Au titre de médiatrice, pouvons-nous ajouter celui de corédemptrice?

Au titre de médiatrice, pouvons-nous ajouter celui de corédemptrice? À la lumière de ce qui précède, la réponse est affirmative. Le Concile lui-même d’ailleurs, pour éviter toute fausse interprétation, ajoute que l’emploi de ces titres, est légitime s’il est entendu "de telle sorte que nulle dérogation, nulle addition n’en résulte quant à la dignité et à l’efficacité de l’unique médiateur, le Christ" (ibid). On relèvera que ce titre de corédemptrice ne figure pas dans le texte conciliaire. On peut penser que cette absence voulue obéissait à une motivation oecuménique. Il eût demandé de plus larges développements.

Il est vrai que si le terme de corédemption devait évoquer une juxtaposition et une addition à l’oeuvre salvatrice du Sauveur, il serait à rejeter avec vigueur.
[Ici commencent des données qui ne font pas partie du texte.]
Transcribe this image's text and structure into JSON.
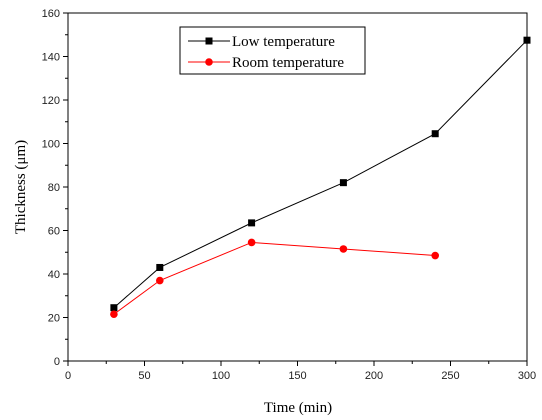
{
  "chart_data": {
    "type": "line",
    "xlabel": "Time (min)",
    "ylabel": "Thickness (μm)",
    "xlim": [
      0,
      300
    ],
    "ylim": [
      0,
      160
    ],
    "xticks": [
      0,
      50,
      100,
      150,
      200,
      250,
      300
    ],
    "yticks": [
      0,
      20,
      40,
      60,
      80,
      100,
      120,
      140,
      160
    ],
    "grid": false,
    "legend_position": "top-center",
    "series": [
      {
        "name": "Low temperature",
        "color": "#000000",
        "marker": "square",
        "x": [
          30,
          60,
          120,
          180,
          240,
          300
        ],
        "y": [
          24.5,
          43,
          63.5,
          82,
          104.5,
          147.5
        ]
      },
      {
        "name": "Room temperature",
        "color": "#ff0000",
        "marker": "circle",
        "x": [
          30,
          60,
          120,
          180,
          240
        ],
        "y": [
          21.5,
          37,
          54.5,
          51.5,
          48.5
        ]
      }
    ]
  }
}
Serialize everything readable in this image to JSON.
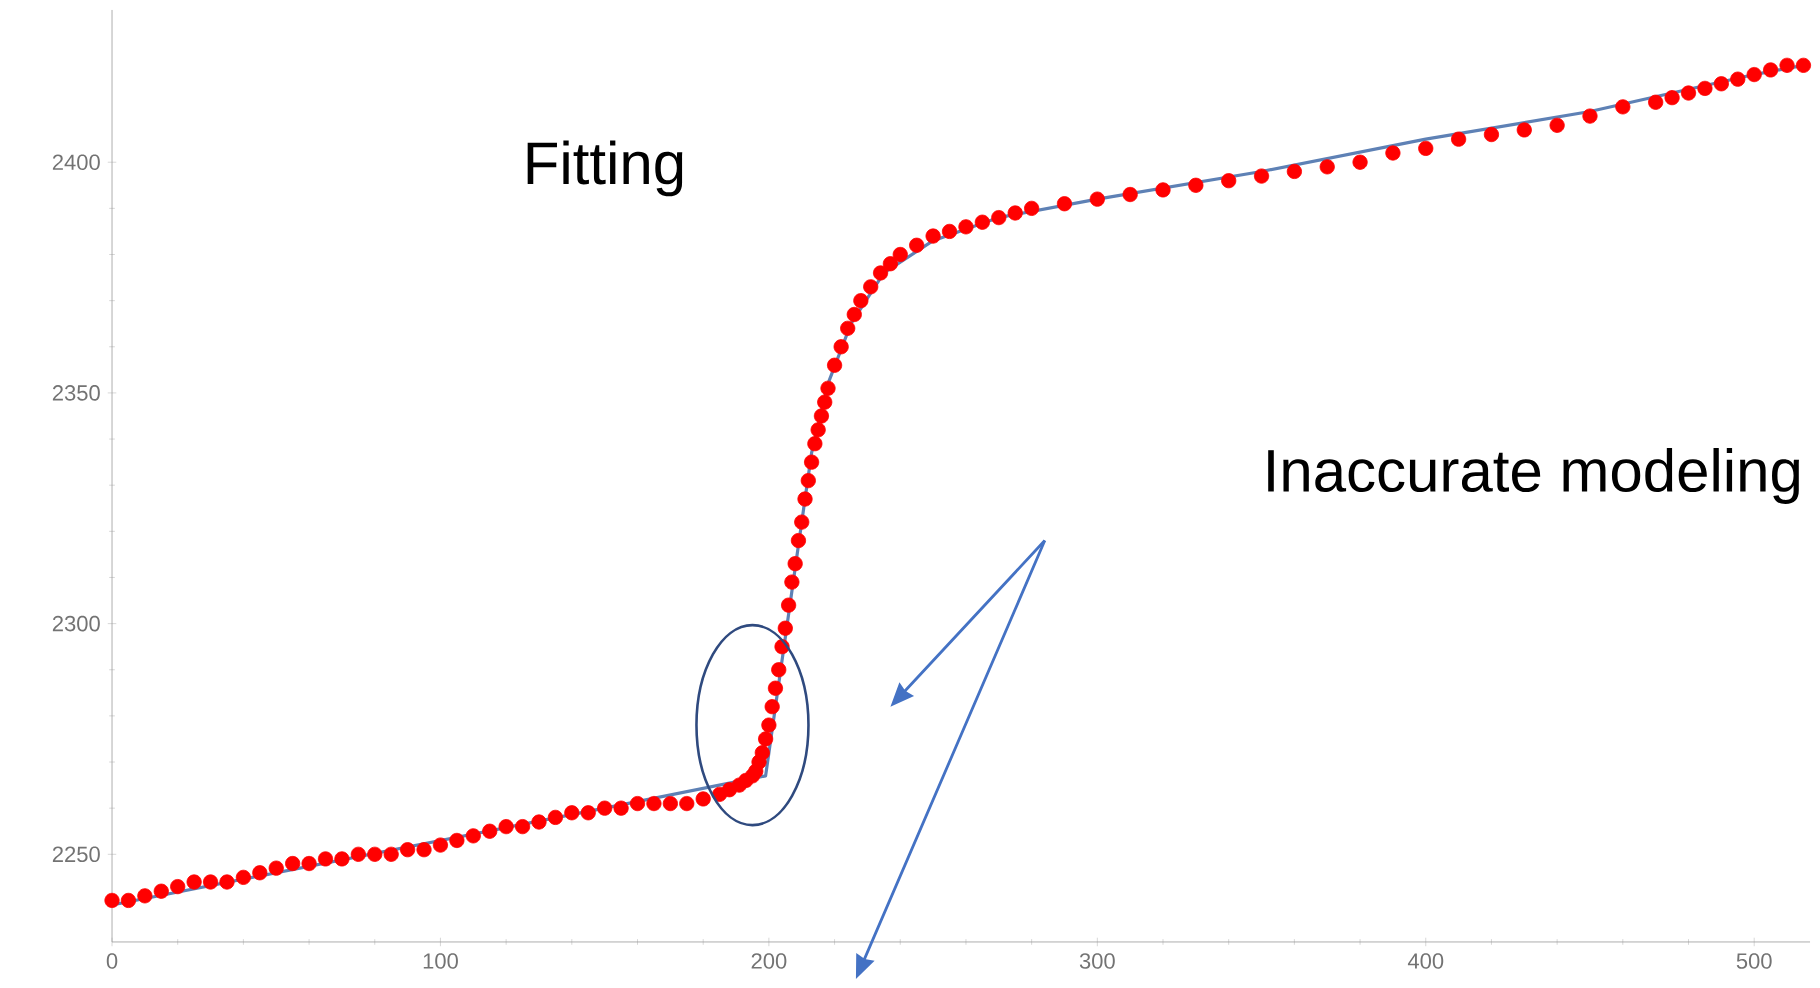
{
  "chart_data": {
    "type": "scatter",
    "annotations": [
      "Fitting",
      "Inaccurate modeling"
    ],
    "xlim": [
      0,
      517
    ],
    "ylim": [
      2231,
      2433
    ],
    "xticks": [
      0,
      100,
      200,
      300,
      400,
      500
    ],
    "yticks": [
      2250,
      2300,
      2350,
      2400
    ],
    "grid": false,
    "series": [
      {
        "marker": "circle",
        "color": "#ff0000",
        "x": [
          0,
          5,
          10,
          15,
          20,
          25,
          30,
          35,
          40,
          45,
          50,
          55,
          60,
          65,
          70,
          75,
          80,
          85,
          90,
          95,
          100,
          105,
          110,
          115,
          120,
          125,
          130,
          135,
          140,
          145,
          150,
          155,
          160,
          165,
          170,
          175,
          180,
          185,
          188,
          191,
          193,
          195,
          196,
          197,
          198,
          199,
          200,
          201,
          202,
          203,
          204,
          205,
          206,
          207,
          208,
          209,
          210,
          211,
          212,
          213,
          214,
          215,
          216,
          217,
          218,
          220,
          222,
          224,
          226,
          228,
          231,
          234,
          237,
          240,
          245,
          250,
          255,
          260,
          265,
          270,
          275,
          280,
          290,
          300,
          310,
          320,
          330,
          340,
          350,
          360,
          370,
          380,
          390,
          400,
          410,
          420,
          430,
          440,
          450,
          460,
          470,
          475,
          480,
          485,
          490,
          495,
          500,
          505,
          510,
          515
        ],
        "values": [
          2240,
          2240,
          2241,
          2242,
          2243,
          2244,
          2244,
          2244,
          2245,
          2246,
          2247,
          2248,
          2248,
          2249,
          2249,
          2250,
          2250,
          2250,
          2251,
          2251,
          2252,
          2253,
          2254,
          2255,
          2256,
          2256,
          2257,
          2258,
          2259,
          2259,
          2260,
          2260,
          2261,
          2261,
          2261,
          2261,
          2262,
          2263,
          2264,
          2265,
          2266,
          2267,
          2268,
          2270,
          2272,
          2275,
          2278,
          2282,
          2286,
          2290,
          2295,
          2299,
          2304,
          2309,
          2313,
          2318,
          2322,
          2327,
          2331,
          2335,
          2339,
          2342,
          2345,
          2348,
          2351,
          2356,
          2360,
          2364,
          2367,
          2370,
          2373,
          2376,
          2378,
          2380,
          2382,
          2384,
          2385,
          2386,
          2387,
          2388,
          2389,
          2390,
          2391,
          2392,
          2393,
          2394,
          2395,
          2396,
          2397,
          2398,
          2399,
          2400,
          2402,
          2403,
          2405,
          2406,
          2407,
          2408,
          2410,
          2412,
          2413,
          2414,
          2415,
          2416,
          2417,
          2418,
          2419,
          2420,
          2421,
          2421
        ]
      },
      {
        "type": "line",
        "color": "#5e81b5",
        "x": [
          0,
          50,
          100,
          150,
          199,
          213,
          218,
          225,
          235,
          250,
          270,
          300,
          350,
          400,
          450,
          500,
          515
        ],
        "values": [
          2239,
          2246,
          2253,
          2260,
          2267,
          2337,
          2352,
          2365,
          2376,
          2383,
          2388,
          2392,
          2398,
          2405,
          2411,
          2419,
          2421
        ]
      }
    ]
  }
}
C’est prévenue, suscitée, contenue par le sacrifice rédempteur du Christ, d’une manière subordonnée, participée, en totale dépendance à son égard, que s’entend la corédemption de Marie au pied de la croix, comme est pleinement compénétrée par l’intercession de son Fils dans la gloire, sa médiation d’intercession au ciel.

La vocation de tous les baptisés à la sainteté les porte à participer au mystère du salut

Le Concile a énoncé le principe qui, traduisant une intuition de foi, commande toute réflexion théologique en ce domaine : "Car toute influence salutaire de la part de la bienheureuse Vierge sur les hommes a sa source dans une disposition purement gratuite de Dieu : elle ne naît pas d’une nécessité objective, mais elle découle de la surabondance des mérites du Christ ; elle s’appuie sur sa médiation, dont elle dépend en tout et d’où elle tire toute sa vertu ; l’union immédiate des croyants avec le Christ ne s’en trouve en aucune manière empêchée, mais au contraire aidée" (n. 60).

À la lumière de ce principe, nous comprenons en quel sens Marie, à un titre unique, est corédemptrice, comme aussi proportionnellement l’Eglise est corédemptrice. Nous comprenons encore en quel sens, la vocation de tous les baptisés à la sainteté les porte à participer au mystère du salut. Chacune de ces participations est comme une épiphanie de la fécondité de la croix de Jésus.